Raquel Dodge defende no STJ celeridade na reparação dos direitos dos atingidos por desastre em Brumadinho (MG)
Na sessão de abertura do ano judiciário no Superior Tribunal de Justiça (STJ), na tarde desta sexta-feira (1º), a procuradora-geral da República, Raquel Dodge, defendeu uma solução célere para reparar as violações sofridas pelas vítimas e familiares dos atingidos pela tragédia em Brumadinho (MG). Na ocasião, o presidente da Corte, ministro João Otávio de Noronha, que é mineiro de Três Corações, acompanhou o posicionamento da PGR, enfatizando a possibilidade de medidas extrajudiciais voltadas ao imediato atendimento das pessoas em situação de vulnerabilidade na região.
Ao declarar solidariedade aos atingidos, a procuradora-geral chamou a atenção dos ministros para o fato de que a população, além de sofrer pela perda de parentes e bens materiais, vive atualmente na incerteza decorrente da falta de emprego e renda. Alertou ainda para o risco de outras pessoas serem atingidas por tragédias previsíveis e evitáveis. “O Judiciário é, cada vez mais, chamado a cuidar destes temas tão caros à vida. Cuidar deste temas é, portanto, cuidar da vida em todas as suas dimensões. Prevenir é sempre melhor que remediar. Mesmo porque há males irremediáveis”, disse.
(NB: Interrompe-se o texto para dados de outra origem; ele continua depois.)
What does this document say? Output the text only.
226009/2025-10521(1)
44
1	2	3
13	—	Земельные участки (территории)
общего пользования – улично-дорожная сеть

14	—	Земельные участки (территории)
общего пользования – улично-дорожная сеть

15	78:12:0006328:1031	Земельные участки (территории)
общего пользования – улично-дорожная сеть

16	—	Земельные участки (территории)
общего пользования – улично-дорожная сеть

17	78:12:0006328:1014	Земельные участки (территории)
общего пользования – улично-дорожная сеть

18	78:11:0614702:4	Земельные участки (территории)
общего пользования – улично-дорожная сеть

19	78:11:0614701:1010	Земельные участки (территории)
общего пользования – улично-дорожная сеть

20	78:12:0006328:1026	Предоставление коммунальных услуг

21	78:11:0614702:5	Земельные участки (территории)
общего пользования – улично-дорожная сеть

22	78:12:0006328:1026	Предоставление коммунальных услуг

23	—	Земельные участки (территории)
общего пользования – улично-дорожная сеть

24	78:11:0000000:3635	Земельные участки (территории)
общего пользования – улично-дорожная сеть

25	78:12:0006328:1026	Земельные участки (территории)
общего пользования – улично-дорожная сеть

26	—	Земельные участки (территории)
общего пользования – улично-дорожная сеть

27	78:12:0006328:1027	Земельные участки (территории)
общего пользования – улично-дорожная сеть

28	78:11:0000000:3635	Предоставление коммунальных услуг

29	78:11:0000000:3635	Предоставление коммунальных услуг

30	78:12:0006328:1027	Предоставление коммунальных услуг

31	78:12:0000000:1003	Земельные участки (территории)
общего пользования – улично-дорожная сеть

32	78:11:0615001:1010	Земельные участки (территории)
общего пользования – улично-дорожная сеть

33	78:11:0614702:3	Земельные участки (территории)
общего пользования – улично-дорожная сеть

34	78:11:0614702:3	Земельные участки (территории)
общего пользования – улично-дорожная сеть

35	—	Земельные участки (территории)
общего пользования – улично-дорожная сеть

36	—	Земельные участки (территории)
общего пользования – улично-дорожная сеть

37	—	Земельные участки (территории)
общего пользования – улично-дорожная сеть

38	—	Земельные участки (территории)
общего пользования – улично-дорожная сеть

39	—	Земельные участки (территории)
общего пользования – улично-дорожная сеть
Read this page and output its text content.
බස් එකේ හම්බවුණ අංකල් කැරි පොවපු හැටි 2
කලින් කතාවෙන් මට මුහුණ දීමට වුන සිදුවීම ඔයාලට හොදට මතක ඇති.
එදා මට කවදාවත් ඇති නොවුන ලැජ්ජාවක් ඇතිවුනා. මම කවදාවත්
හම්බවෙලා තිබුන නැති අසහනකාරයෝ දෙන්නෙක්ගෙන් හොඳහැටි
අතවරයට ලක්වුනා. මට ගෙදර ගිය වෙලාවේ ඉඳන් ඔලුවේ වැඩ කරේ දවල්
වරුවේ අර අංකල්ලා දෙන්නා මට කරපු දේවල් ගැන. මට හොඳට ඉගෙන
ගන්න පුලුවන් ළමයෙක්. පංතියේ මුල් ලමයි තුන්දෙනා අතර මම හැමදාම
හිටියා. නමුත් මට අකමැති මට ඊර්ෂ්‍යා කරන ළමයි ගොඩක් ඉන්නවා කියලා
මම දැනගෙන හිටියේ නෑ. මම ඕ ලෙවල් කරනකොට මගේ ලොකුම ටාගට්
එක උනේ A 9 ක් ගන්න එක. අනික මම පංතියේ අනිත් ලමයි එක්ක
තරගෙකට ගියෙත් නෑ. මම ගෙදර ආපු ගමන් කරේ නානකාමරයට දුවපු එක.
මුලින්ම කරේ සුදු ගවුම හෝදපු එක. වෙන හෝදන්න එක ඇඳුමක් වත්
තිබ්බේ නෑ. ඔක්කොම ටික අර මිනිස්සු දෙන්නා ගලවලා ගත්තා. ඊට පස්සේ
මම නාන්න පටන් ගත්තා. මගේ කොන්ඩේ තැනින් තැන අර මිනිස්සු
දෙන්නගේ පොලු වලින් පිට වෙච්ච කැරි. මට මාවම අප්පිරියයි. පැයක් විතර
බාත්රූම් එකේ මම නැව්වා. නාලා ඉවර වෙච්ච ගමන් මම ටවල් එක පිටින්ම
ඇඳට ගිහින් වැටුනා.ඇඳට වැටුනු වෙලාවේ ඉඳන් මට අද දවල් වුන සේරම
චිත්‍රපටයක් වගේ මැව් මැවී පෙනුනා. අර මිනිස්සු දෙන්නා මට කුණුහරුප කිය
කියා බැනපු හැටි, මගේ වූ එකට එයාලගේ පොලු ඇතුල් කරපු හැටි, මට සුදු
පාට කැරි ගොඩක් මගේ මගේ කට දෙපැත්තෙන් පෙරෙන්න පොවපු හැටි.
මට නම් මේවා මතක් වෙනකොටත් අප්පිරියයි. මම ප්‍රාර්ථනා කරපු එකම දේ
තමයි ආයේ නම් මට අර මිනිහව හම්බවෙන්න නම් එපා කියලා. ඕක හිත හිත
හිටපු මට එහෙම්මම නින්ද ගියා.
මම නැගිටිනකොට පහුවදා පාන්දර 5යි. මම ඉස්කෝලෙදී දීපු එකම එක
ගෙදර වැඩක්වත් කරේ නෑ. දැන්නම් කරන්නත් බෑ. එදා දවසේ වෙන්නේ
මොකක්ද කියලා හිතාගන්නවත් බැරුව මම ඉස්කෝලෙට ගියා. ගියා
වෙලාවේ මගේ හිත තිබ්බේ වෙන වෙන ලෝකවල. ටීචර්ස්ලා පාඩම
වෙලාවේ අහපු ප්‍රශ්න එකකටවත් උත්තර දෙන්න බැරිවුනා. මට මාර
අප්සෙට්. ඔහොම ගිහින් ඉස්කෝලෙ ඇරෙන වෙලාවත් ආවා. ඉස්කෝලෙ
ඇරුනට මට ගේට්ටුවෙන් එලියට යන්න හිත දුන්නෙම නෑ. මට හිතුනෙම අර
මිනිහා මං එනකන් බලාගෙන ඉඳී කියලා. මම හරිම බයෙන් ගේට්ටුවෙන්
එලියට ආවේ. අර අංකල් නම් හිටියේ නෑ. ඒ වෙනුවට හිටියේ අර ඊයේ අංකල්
Dodge reforçou o papel do Ministério Público brasileiro como guardião da Constituição e das leis, e adiantou que buscará não somente o STJ, mas “todas as casas de Justiça do país para fazer cessar violações e restabelecer o Estado de direito para fazer justiça”.
Após a fala da PGR, o presidente do STJ fez um apelo para que as demandas dos atingidos pelos rejeitos de minério sejam atendidas da forma mais rápida, não necessariamente pela judicialização. “É preciso entender que a Constituição reserva ao Judiciário o monopólio da jurisdição, mas não o monopólio da Justiça. A justiça pode, deve, sempre inclusive, ser obtida por um meio mais rápido, mais célere”, argumentou.
Noronha cobrou ainda mais responsabilidade, prevenção e fiscalização dos órgãos competentes. “Que esse triste acontecimento alerte o Brasil em todos os segmentos de fiscalização, não só da mineração. Esses órgãos não são criados somente para existir burocraticamente, mas para desempenhar um papel que ponha a salvo a saúde [da população]”.